BT 201703 FEATURE STORY 02TPP is Dead, Long Live RCEP

Speaking of unwise actions the new US president is taking, he also struck a decisive blow against US economic leadership in the Asian Pacific with the rejection of TPP. Now China has the ability to write the rules of trade as the creator and leader of RCEP. This will undoubtedly be a net positive for Chinese businesses in 2017 and the upcoming years as well.


While RCEP may take a while to get itself off the ground, the trade pact will allow for a larger umbrella of countries to engage in free trade, several of which were not members of TPP including South Korea, India, Indonesia, the Philippines, Cambodia, Laos, Myanmar, and Thailand. Furthermore, TPP members may be forced to join the trade pact like Australia and Japan, who wish to be able to freely trade with RCEP members. Overall, RCEP will allow for China to lead in one of the world's largest free trade zones making up 46% of the world's population and 26% of global GDP.


Chinese GDP Figures

hl 03As previously mentioned, there is still quite some debate about the actual level of growth China will enjoy in 2017. Furthermore, these figures are highly dependent upon the nefarious economic sanctions taken by the US and the possibility of trade war between the world's two largest economies.
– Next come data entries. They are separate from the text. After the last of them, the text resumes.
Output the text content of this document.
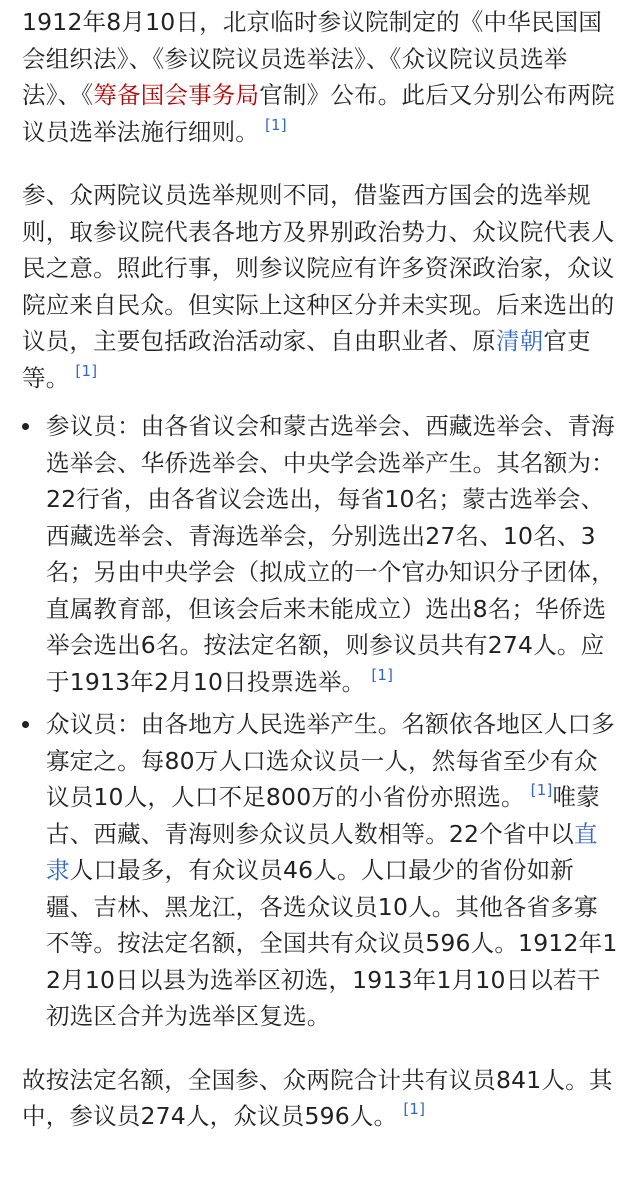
1912年8月10日，北京临时参议院制定的《中华民国国会组织法》、《参议院议员选举法》、《众议院议员选举法》、《筹备国会事务局官制》公布。此后又分别公布两院议员选举法施行细则。 [1]

参、众两院议员选举规则不同，借鉴西方国会的选举规则，取参议院代表各地方及界别政治势力、众议院代表人民之意。照此行事，则参议院应有许多资深政治家，众议院应来自民众。但实际上这种区分并未实现。后来选出的议员，主要包括政治活动家、自由职业者、原清朝官吏等。 [1]

参议员：由各省议会和蒙古选举会、西藏选举会、青海选举会、华侨选举会、中央学会选举产生。其名额为：22行省，由各省议会选出，每省10名；蒙古选举会、西藏选举会、青海选举会，分别选出27名、10名、3名；另由中央学会（拟成立的一个官办知识分子团体，直属教育部，但该会后来未能成立）选出8名；华侨选举会选出6名。按法定名额，则参议员共有274人。应于1913年2月10日投票选举。 [1]
众议员：由各地方人民选举产生。名额依各地区人口多寡定之。每80万人口选众议员一人，然每省至少有众议员10人，人口不足800万的小省份亦照选。 [1]唯蒙古、西藏、青海则参众议员人数相等。22个省中以直隶人口最多，有众议员46人。人口最少的省份如新疆、吉林、黑龙江，各选众议员10人。其他各省多寡不等。按法定名额，全国共有众议员596人。1912年12月10日以县为选举区初选，1913年1月10日以若干初选区合并为选举区复选。

故按法定名额，全国参、众两院合计共有议员841人。其中，参议员274人，众议员596人。 [1]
However, with all variables holding constant, the figures stand somewhere between 6.2% and 6.8%. Members at the Central Economic Work Conference held in Beijing estimated GDP growth will be between 6.3% and 6.4% while economists at Bloomberg assert a figure closer to 6.5% is likely because of rising industrial levels, the acceleration of retail sales, and a weaker yuan. Overall, a monthly Bloomberg survey among hundreds of financial and business analysts sees China's GDP forecast rising from 6.2% in mid-2016 now up to 6.5% throughout 2017.


Another boon for the economy is the large degree of stimulus the government has injected into equity markets and state-owned enterprises throughout 2016. While it appears that a large selloff of US treasuries was made in order to fund this stimulus, there is little evidence to directly point toward this. Nonetheless, an educated assumption can be made that this is the case. Furthermore, it is an extremely good sign that this is the case because it indicates officials' willingness to take major steps towards bolstering the economy in times of economic limitations.


The Bottom Line

Overall, China should look to 2017 with cautious hope. Major global recessions occur once out of every eight years and it hasn't been since 2008 in which the last one sent shockwaves throughout markets. Nonetheless, GDP figures are looking positive as China appears to have avoided a hard landing. The US will now become an economic aggressor towards China, but once US officials realize the importance of China's economic prosperity to the prosperity of the US economy, these threats will simply stay as idle words on the lips of a declining economic power.